In a slide presentation used to promote Whirlpool’s buyout bid, the company stated that “Whirlpool’s global manufacturing, procurement, R&D and supply chain will drive significant efficiencies,” and that “Overall efficiency improves as duplicate activities are integrated.” Does that mean that Whirlpool would “integrate” Maytag’s U.S. and Mexico “duplicate” manufacturing plants into its operations in places like Brazil and India? It seems that only time will tell, because Whirlpool and Maytag spokesmen will not. As of press time, neither company would share with the Business Journal any further information than what was made available in press releases.

Even if Whirlpool would choose to integrate Maytag manufacturing into its existing appliance plants, the company’s track record doesn’t necessarily suggest that it would move those operations overseas.

In 1986, Whirlpool bought the Kitchenaid brand from Hobart Corp. According to court documents, Whirlpool signed an eight-year contract manufacturing agreement with Emerson Electric Corp. to avoid the danger of anti-trust regulation. After that contract expired — and it was clear that Whirlpool had no intentions of unfairly asserting market pressure — the company maintained Kitchenaid manufacturing operations stateside. According to a Kitchenaid representative, most of the brand’s appliances are manufactured in Ohio, with a small number of microwaves and mini-fridges coming from Mexico.
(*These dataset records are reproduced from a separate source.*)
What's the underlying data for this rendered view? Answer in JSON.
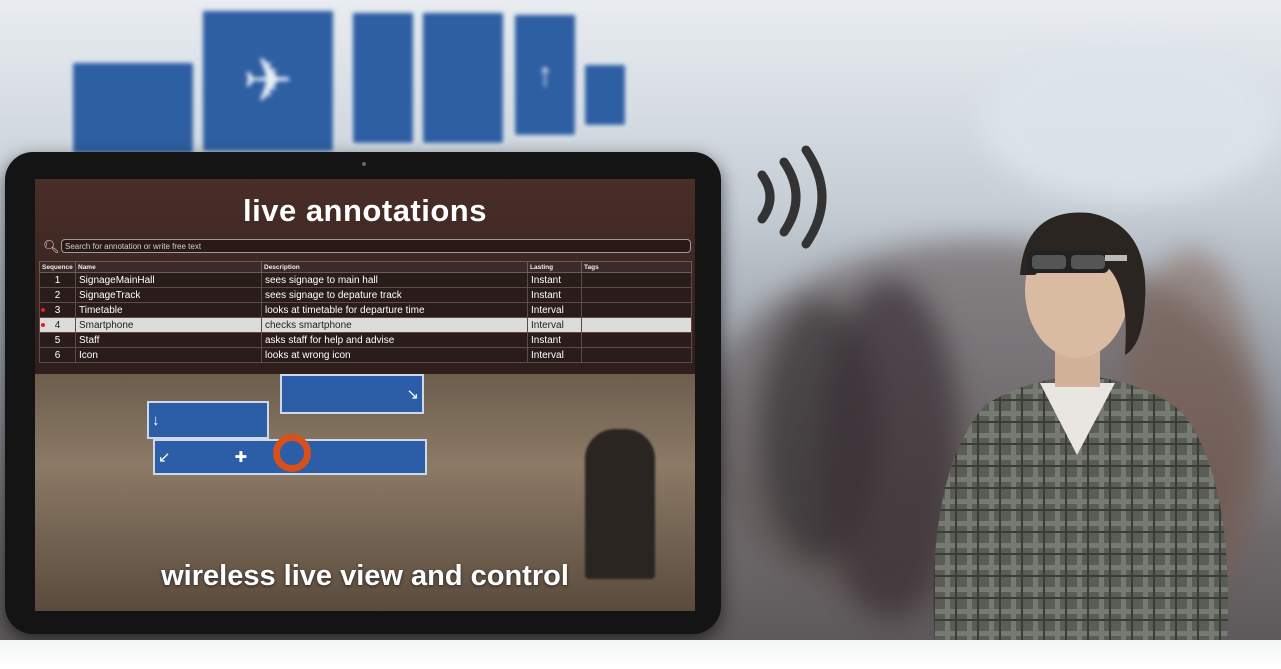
{
  "screen": {
    "title": "live annotations",
    "caption": "wireless live view and control"
  },
  "search": {
    "placeholder": "Search for annotation or write free text",
    "icon": "magnifier-icon"
  },
  "table": {
    "columns": [
      "Sequence",
      "Name",
      "Description",
      "Lasting",
      "Tags"
    ],
    "rows": [
      {
        "seq": "1",
        "name": "SignageMainHall",
        "description": "sees signage to main hall",
        "lasting": "Instant",
        "tags": "",
        "marked": false,
        "selected": false
      },
      {
        "seq": "2",
        "name": "SignageTrack",
        "description": "sees signage to depature track",
        "lasting": "Instant",
        "tags": "",
        "marked": false,
        "selected": false
      },
      {
        "seq": "3",
        "name": "Timetable",
        "description": "looks at timetable for departure time",
        "lasting": "Interval",
        "tags": "",
        "marked": true,
        "selected": false
      },
      {
        "seq": "4",
        "name": "Smartphone",
        "description": "checks smartphone",
        "lasting": "Interval",
        "tags": "",
        "marked": true,
        "selected": true
      },
      {
        "seq": "5",
        "name": "Staff",
        "description": "asks staff for help and advise",
        "lasting": "Instant",
        "tags": "",
        "marked": false,
        "selected": false
      },
      {
        "seq": "6",
        "name": "Icon",
        "description": "looks at wrong icon",
        "lasting": "Interval",
        "tags": "",
        "marked": false,
        "selected": false
      }
    ]
  },
  "colors": {
    "marker": "#e0201c",
    "signage_blue": "#2e5fa3",
    "focus_ring": "#d8501c"
  }
}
Maytag initially showed resistance to discussing its proprietary financial information to competitor/suitor Whirlpool. The company worried that if federal regulators decided to quash the deal under the terms of anti-trust laws, Whirlpool would have received a free pass to look at valuable trade secrets. According to Whirlpool, the company got the green light from others firms in the industry, as well as from large retailers such as Best Buy and Lowe’s, and from Sears, for which Whirlpool manufactures many appliances sold under the Kenmore brand. With these reassurances, Maytag’s board agreed to open up the books last Wednesday. According to a curt news release from Whirlpool, the two firms have entered a confidentiality agreement.

Assuming Whirlpool’s due diligence investigation goes smoothly, the acquisition would have to be reviewed by federal regulators to ensure that it did not violate the conditions of any anti-competition laws. Whirlpool CEO Jeff M. Fettig said last week that he does not foresee any such problems.

“Our proposal clearly provides superior value to Maytag’s shareholders, and we are confident it will receive regulatory approval,” he said.